Cântico dos cânticos

Ômar Souki
“Beije-me com os beijos de sua boca! Seus amores são melhores do que o vinho. O odor de seus perfumes é suave, seu nome é como óleo escorrendo, e as donzelas se enamoram de você. Arraste-me consigo, corramos! Leve-me, ó rei aos seus aposentos, e exultemos! Alegremo-nos em você! Mais do que ao vinho, celebremos seus amores! Com razão se enamoram de você! (Cântico dos cânticos 1, 2-4). Uma alegoria do que se passa entre a alma e o Criador, é o próprio amor humano vivido intensamente.
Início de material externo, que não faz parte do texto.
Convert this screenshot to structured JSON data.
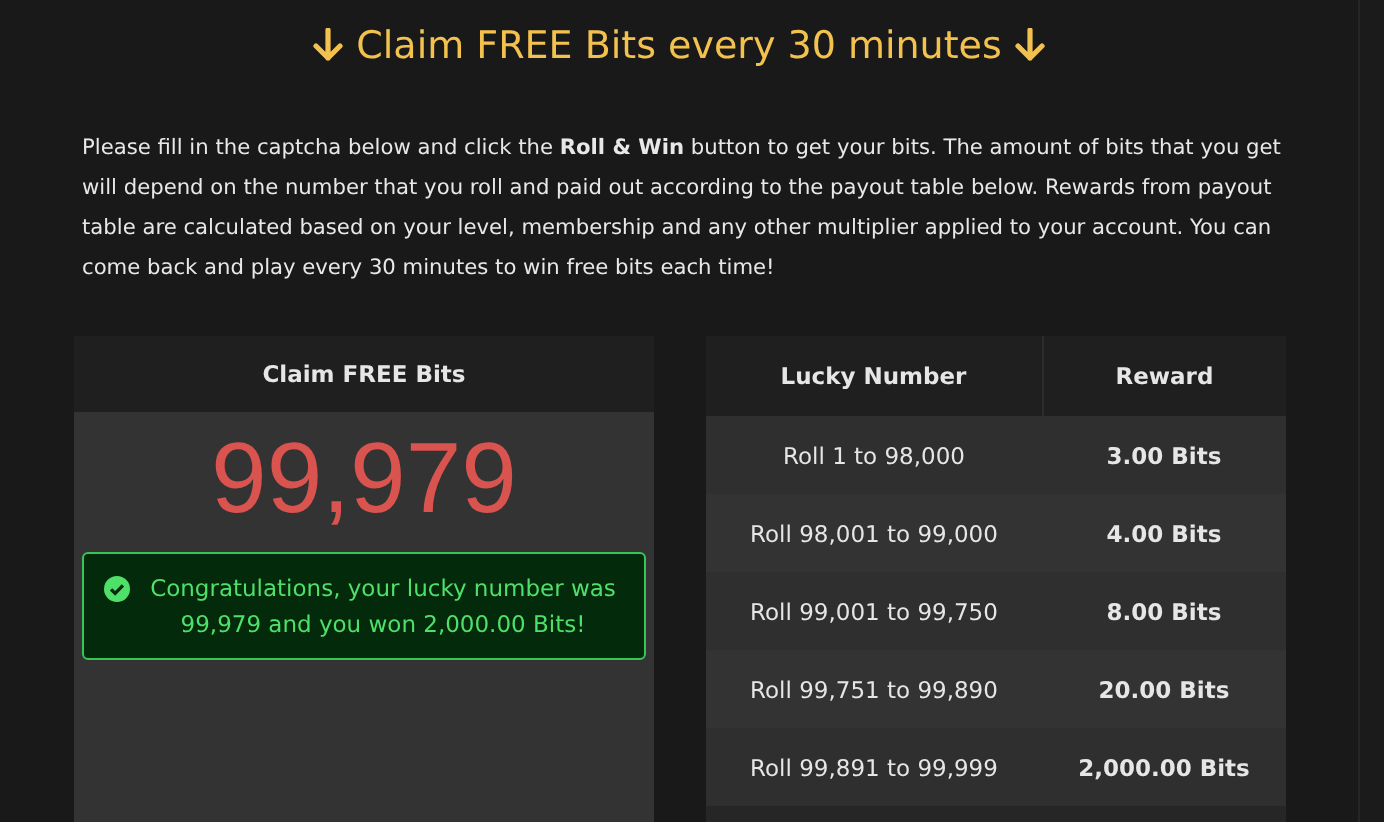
{
  "title": "Claim FREE Bits every 30 minutes",
  "intro": "Please fill in the captcha below and click the **Roll & Win** button to get your bits. The amount of bits that you get will depend on the number that you roll and paid out according to the payout table below. Rewards from payout table are calculated based on your level, membership and any other multiplier applied to your account. You can come back and play every 30 minutes to win free bits each time!",
  "claim_card": {
    "title": "Claim FREE Bits",
    "lucky_number": "99,979",
    "alert": {
      "kind": "success",
      "message": "Congratulations, your lucky number was 99,979 and you won 2,000.00 Bits!"
    }
  },
  "payout_table": {
    "columns": [
      "Lucky Number",
      "Reward"
    ],
    "rows": [
      {
        "range": "Roll 1 to 98,000",
        "reward": "3.00 Bits"
      },
      {
        "range": "Roll 98,001 to 99,000",
        "reward": "4.00 Bits"
      },
      {
        "range": "Roll 99,001 to 99,750",
        "reward": "8.00 Bits"
      },
      {
        "range": "Roll 99,751 to 99,890",
        "reward": "20.00 Bits"
      },
      {
        "range": "Roll 99,891 to 99,999",
        "reward": "2,000.00 Bits"
      }
    ]
  }
}
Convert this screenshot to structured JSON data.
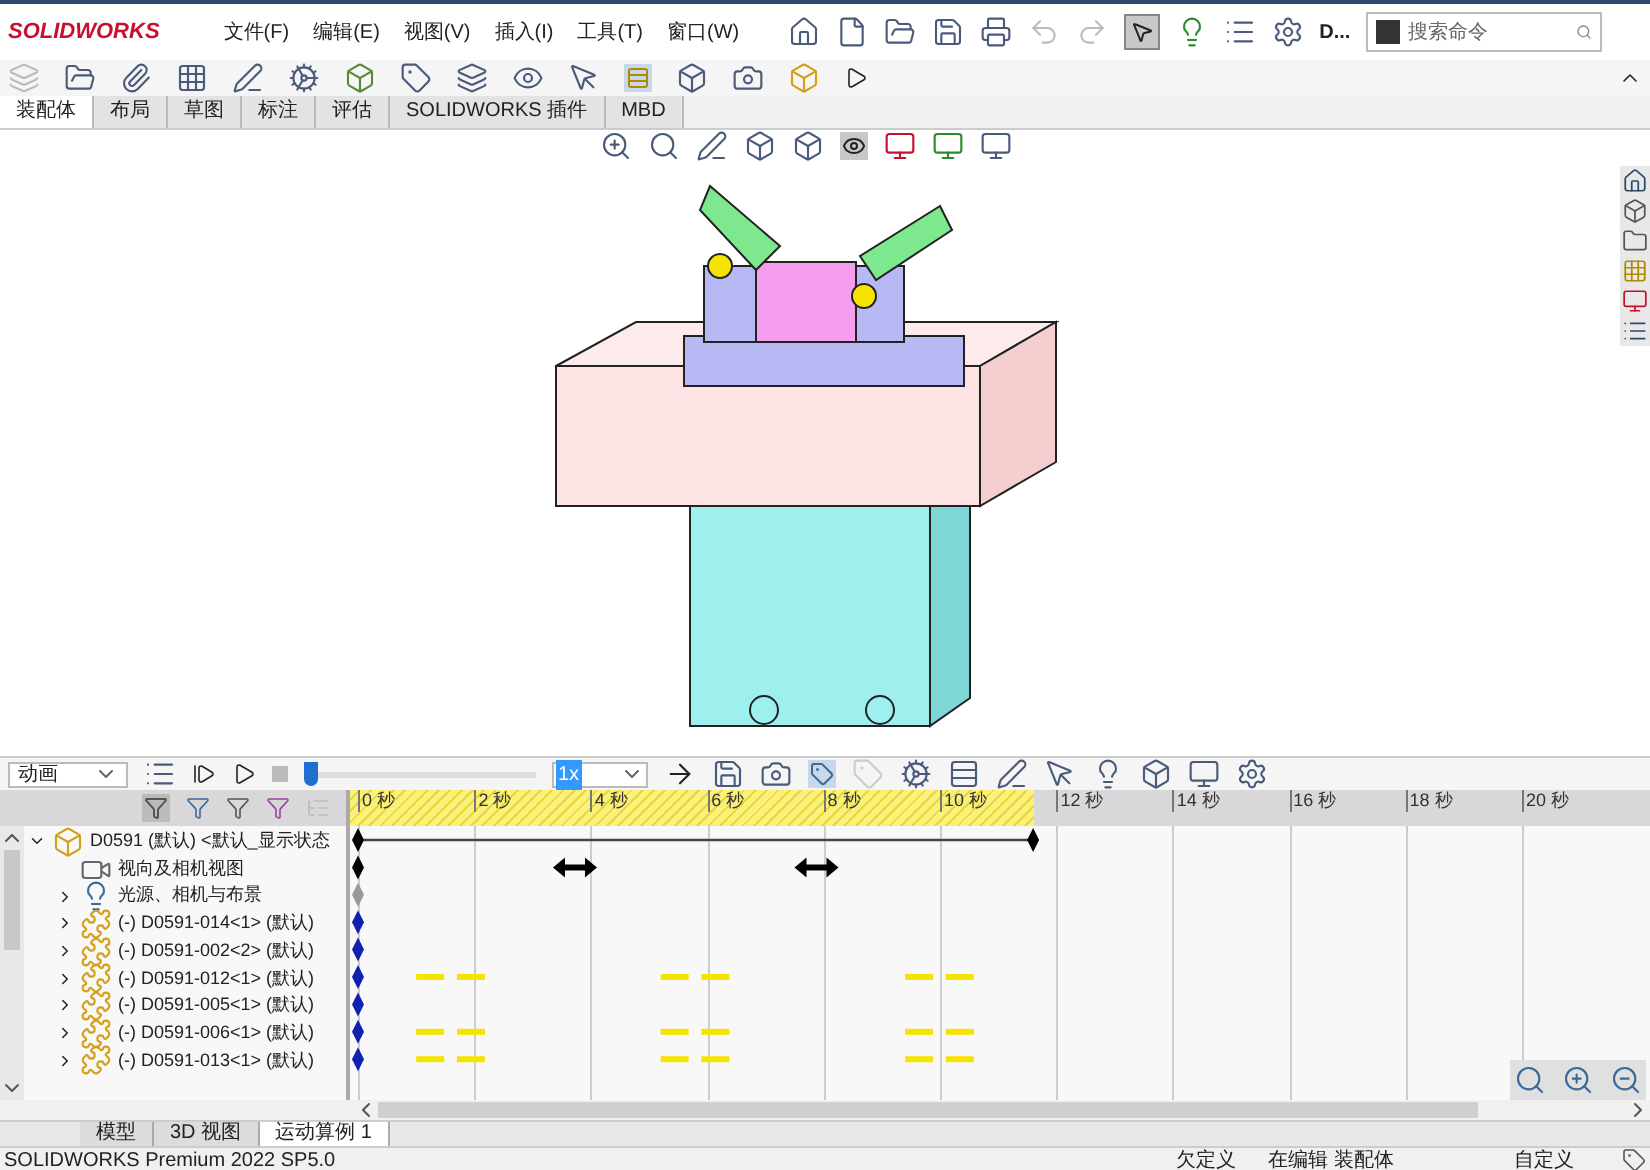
{
  "app": {
    "logo": "SOLIDWORKS",
    "menus": [
      "文件(F)",
      "编辑(E)",
      "视图(V)",
      "插入(I)",
      "工具(T)",
      "窗口(W)"
    ],
    "doc_label": "D...",
    "search": {
      "placeholder": "搜索命令"
    }
  },
  "tabs": [
    {
      "label": "装配体",
      "selected": true
    },
    {
      "label": "布局",
      "selected": false
    },
    {
      "label": "草图",
      "selected": false
    },
    {
      "label": "标注",
      "selected": false
    },
    {
      "label": "评估",
      "selected": false
    },
    {
      "label": "SOLIDWORKS 插件",
      "selected": false
    },
    {
      "label": "MBD",
      "selected": false
    }
  ],
  "motion": {
    "study_type": "动画",
    "playback": {
      "level": 0
    },
    "speed": "1x",
    "ruler": [
      "0 秒",
      "2 秒",
      "4 秒",
      "6 秒",
      "8 秒",
      "10 秒",
      "12 秒",
      "14 秒",
      "16 秒",
      "18 秒",
      "20 秒"
    ],
    "tree": [
      {
        "label": "D0591 (默认) <默认_显示状态",
        "kind": "assembly",
        "expanded": true,
        "children": [
          {
            "label": "视向及相机视图",
            "kind": "camera"
          },
          {
            "label": "光源、相机与布景",
            "kind": "lights",
            "expanded": false
          },
          {
            "label": "(-) D0591-014<1> (默认)",
            "kind": "part",
            "expanded": false
          },
          {
            "label": "(-) D0591-002<2> (默认)",
            "kind": "part",
            "expanded": false
          },
          {
            "label": "(-) D0591-012<1> (默认)",
            "kind": "part",
            "expanded": false
          },
          {
            "label": "(-) D0591-005<1> (默认)",
            "kind": "part",
            "expanded": false
          },
          {
            "label": "(-) D0591-006<1> (默认)",
            "kind": "part",
            "expanded": false
          },
          {
            "label": "(-) D0591-013<1> (默认)",
            "kind": "part",
            "expanded": false
          }
        ]
      }
    ]
  },
  "bottom_tabs": [
    {
      "label": "模型",
      "selected": false
    },
    {
      "label": "3D 视图",
      "selected": false
    },
    {
      "label": "运动算例 1",
      "selected": true
    }
  ],
  "status_bar": {
    "product": "SOLIDWORKS Premium 2022 SP5.0",
    "state": "欠定义",
    "mode": "在编辑 装配体",
    "units": "自定义"
  }
}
São onze páginas das Sagradas Escrituras dedicadas ao amor. E, por fim, se encerra essa eulogia com os seguintes dizeres: “Eu sou muralha e meus seios são torres. Aos olhos dele, porém, sou a mensageira da paz. […] Fuja logo, meu amado, como veado, um filhote de gazela pelos montes perfumados…” (Cântico dos cânticos 8, 10; 14). Na versão da editora Paulus de 1990 encontrei o seguinte comentário: “O Cântico e o que ele descreve—o amor humano—podem e precisam ser lidos como parábola incomparável que revela a paixão e a ternura de Deus pela humanidade” (p. 827).0
A sinfonia que acalanta nosso coração ao despertar do lado da pessoa amada só pode ser algo que brota do seio do Criador. Da mesma forma, a força que mantem viva a fé e a caridade dos grandes santos se origina da mesma fonte. Viver no amor e para ele é, portanto, a razão e o destino da existência humana. Porém, ao contemplarmos o que se passa agora no mundo, vemos que é justamente o oposto disso. São as nações se preparando para o conflito derradeiro. São ditadores sanguinários com insaciável fome de poder massacrando o povo sedento de liberdade. Como explicar tamanha contradição entre o que as Escrituras determinam e os santos vivem e aquilo que, de fato, está ocorrendo?
São as dores do parto de uma nova humanidade. É o fim de um ciclo de contradições entre o que sabemos que deve ser vivido e aquilo que, de fato, vivemos. Enquanto o amor não penetrar no mais fundo de cada ser vivente, não haverá paz no planeta. E talvez, para que isso aconteça, o Criador não tenha encontrado outra saída senão deixar que os seres se devorem uns aos outros até que não desejem nada mais do que a paz e o amor.
Ao contrário do Cântico, lemos no Apocalipse, o que ocorre quando o amor deixa de ser o nosso único propósito: “Vi quando o Cordeiro abriu o quarto selo. E ouvi o quarto Ser vivo dizer: ‘Venha!’. Vi aparecer um cavalo esverdeado. Seu cavaleiro era a morte. E vinha acompanhado com o mundo dos mortos. Deram para ele poder sobre a quarta parte da Terra, para que matasse pela espada, pela fome, pela peste e pelas feras da Terra” (Apocalipse 6, 7-8).
Simples assim: onde não há amor, não há vida. A nossa mais pura essência é o amor. Enquanto não aprendermos a vive-lo em cada pensamento, cada sentimento, cada palavra e cada ação nossa, não poderemos saborear aquilo que o Cântico dos cânticos nos promete.